Some things to try if you’re having flaky tests with Azurite:
- Consider prefixing your container entities (blob container, queue, table) with a random string. This allows parallel
test execution of multiple tests interacting with storage. This test parallelism is done by default in some test
runners. In NuGet Insights, we prefix all of the containers with
t
+yyMMdd
(date) + 10 bytes encoded as base32, e.g.t231201ijjvrleck5quivsm
. - A high degree of parallelism can result in the Azurite process getting overloaded and requests timing out. It probably depends on how powerful your test agent hardware is.
- If the CI service runs multiple test agents on a single node, you can get conflicts on the default Azurite ports.
This could be mitigated by overriding the ports used by Azurite or using
--blobPort 0
,--queuePort 0
,--tablePort 0
and parsing the system-selected port numbers from stdout to be used in your test setup.
Test clean-up?
You don’t need to worry about it!
The CI systems I have worked with automatically terminate orphan processes at the end of each build. The Azurite node
process still running at the end of your CI run will be detected and killed by the CI agent software. When the process
is terminated, all of the Azure Storage state that your tests accumulated will be blown away. Easy!

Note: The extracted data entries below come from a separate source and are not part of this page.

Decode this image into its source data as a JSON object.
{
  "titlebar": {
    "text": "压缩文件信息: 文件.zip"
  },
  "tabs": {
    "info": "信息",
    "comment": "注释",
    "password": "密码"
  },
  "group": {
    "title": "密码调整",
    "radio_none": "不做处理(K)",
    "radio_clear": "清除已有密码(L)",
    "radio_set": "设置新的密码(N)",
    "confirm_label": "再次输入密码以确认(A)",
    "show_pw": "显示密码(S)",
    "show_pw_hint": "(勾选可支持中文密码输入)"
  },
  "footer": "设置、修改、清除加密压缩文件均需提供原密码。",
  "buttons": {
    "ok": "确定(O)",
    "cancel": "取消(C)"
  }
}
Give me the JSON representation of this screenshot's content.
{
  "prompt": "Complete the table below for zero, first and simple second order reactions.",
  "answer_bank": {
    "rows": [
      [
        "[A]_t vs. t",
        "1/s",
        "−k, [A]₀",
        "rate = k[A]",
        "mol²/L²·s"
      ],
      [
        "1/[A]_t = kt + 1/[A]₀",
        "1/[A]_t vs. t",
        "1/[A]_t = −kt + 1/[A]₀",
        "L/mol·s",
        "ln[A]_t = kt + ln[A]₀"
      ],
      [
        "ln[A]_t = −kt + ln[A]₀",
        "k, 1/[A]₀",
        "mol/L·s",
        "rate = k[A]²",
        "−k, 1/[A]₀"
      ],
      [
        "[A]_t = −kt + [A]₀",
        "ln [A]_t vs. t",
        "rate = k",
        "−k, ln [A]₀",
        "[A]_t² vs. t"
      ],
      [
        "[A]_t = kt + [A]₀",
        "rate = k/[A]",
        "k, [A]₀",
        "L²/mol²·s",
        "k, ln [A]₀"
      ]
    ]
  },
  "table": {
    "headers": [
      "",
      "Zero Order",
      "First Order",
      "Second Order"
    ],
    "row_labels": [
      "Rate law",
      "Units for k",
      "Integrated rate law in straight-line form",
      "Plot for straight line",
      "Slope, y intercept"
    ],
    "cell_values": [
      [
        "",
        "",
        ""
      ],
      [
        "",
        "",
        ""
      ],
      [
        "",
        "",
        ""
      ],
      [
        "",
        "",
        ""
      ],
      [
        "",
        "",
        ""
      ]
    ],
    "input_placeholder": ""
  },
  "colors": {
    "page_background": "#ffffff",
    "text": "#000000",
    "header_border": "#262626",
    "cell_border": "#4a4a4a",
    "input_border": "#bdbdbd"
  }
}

If you’re not using GitHub Actions or Azure Pipelines, it might be worth confirming that orphan processes are indeed killed. Here are some logs from GitHub Actions in the automatically executed “Complete job” step showing clean-up is handled automatically.
Cleaning up orphan processes
Terminate orphan process: pid (1993) (dotnet)
Terminate orphan process: pid (2066) (dotnet)
Terminate orphan process: pid (2085) (dotnet)
Terminate orphan process: pid (2150) (npm exec azurite --silent --inMemoryPersistence)
Terminate orphan process: pid (2162) (sh)
Terminate orphan process: pid (2163) (node)
If you don’t see this, you could find and kill the process using CLI commands.